Bound To Get A Rise Out Of Anglers, New PETA Billboard Questions Size Of Their Rods

For Immediate Release:
8 August 2010


Contact:
Alice Barnett +44 (0) 20 7357 9229, ext 229; [email protected]


Ashford, Kent – With the erection of a new billboard and launch of a website almost guaranteed to irk anglers but give everyone else a laugh, PETA questions whether anglers might favour long rods as a way to compensate for coming up short in their shorts. The billboard, which can be seen at outside Ashford station, hits anglers below the belt. It shows a man grappling with a fishing rod, and the caption reads, “Are You Overcompensating for Something?” PETA has placed the billboard in Ashford in response to the recent death of Two Tone, the now famous old carp. Following his death, local anglers – despite having spent the last 40 years trying to impale the animal on a metal hook and drag him, gasping, from his water home – made a big palaver about his passing. This contradictory behaviour prompted The One Show host Alex Jones to comment, “They’ve spent their lives trying to kill him – now [that] he’s dead, they’re crying”. 

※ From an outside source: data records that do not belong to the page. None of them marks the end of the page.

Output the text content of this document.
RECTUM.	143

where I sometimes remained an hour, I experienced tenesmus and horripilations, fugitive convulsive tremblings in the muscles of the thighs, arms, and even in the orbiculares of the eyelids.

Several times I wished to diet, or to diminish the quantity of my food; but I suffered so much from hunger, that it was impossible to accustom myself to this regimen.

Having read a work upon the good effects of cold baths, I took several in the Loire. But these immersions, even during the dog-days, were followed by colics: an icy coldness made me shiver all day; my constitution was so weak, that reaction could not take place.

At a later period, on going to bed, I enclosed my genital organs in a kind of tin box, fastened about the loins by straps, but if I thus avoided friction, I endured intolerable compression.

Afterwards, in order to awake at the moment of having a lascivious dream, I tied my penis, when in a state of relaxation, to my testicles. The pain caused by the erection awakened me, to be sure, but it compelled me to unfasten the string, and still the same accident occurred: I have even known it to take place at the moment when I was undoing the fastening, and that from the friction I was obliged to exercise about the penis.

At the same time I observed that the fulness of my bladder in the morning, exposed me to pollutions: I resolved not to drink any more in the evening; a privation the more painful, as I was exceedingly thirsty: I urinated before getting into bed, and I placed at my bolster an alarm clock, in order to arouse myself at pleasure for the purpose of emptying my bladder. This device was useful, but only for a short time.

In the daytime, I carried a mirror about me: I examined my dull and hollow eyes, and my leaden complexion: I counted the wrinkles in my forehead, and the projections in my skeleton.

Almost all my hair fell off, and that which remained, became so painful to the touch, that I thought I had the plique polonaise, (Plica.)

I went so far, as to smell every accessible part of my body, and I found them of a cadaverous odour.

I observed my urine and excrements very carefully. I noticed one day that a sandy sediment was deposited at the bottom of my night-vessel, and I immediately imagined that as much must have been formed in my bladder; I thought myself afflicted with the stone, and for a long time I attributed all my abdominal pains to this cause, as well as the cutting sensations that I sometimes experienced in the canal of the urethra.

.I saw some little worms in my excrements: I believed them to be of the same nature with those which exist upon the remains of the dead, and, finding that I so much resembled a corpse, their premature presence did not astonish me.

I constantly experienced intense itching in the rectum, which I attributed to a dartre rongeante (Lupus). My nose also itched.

PETA thinks that it instead may be a case of big old softies spending their free time trying to prove “my rod’s bigger than your rod” without realising the harm that they are doing to animals. According to a study reported on ScienceDaily.com, men who feel a threat to their masculinity engage in more behaviour that is considered “masculine” and are more likely to report feeling hostile than men who feel that their masculinity has been confirmed. With features such as testimonials from anglers and their partners, an interactive poll and a ruler for measuring one’s manhood, the site seeks to examine the link between fishers’ rod envy and the urge to tear through the mouths of fish with hooks, slam the animals down and watch them die in anguish from suffocation.


Myriad scientific reports confirm that fish indeed feel pain. The mouths of fish are full of sensitive nerve endings, and fish who are released after being caught often die from injuries and stress. A review of more than 500 research papers showed that fish are smart, choose friends, have long-term memories and can use tools and build structures. An Oxford University scientist found that fish learn faster than dogs, and University of Edinburgh biologist Culum Brown said, “In many areas, such as memory, [fish’s] cognitive powers match or exceed those of ‘higher’ vertebrates, including non-human primates”.


“A man who tortures and kills animals who are much smaller and weaker than he is must be trying to prove something”, says PETA Foundation Manager Mimi Bekhechi. “It takes a small man to attack a fish.”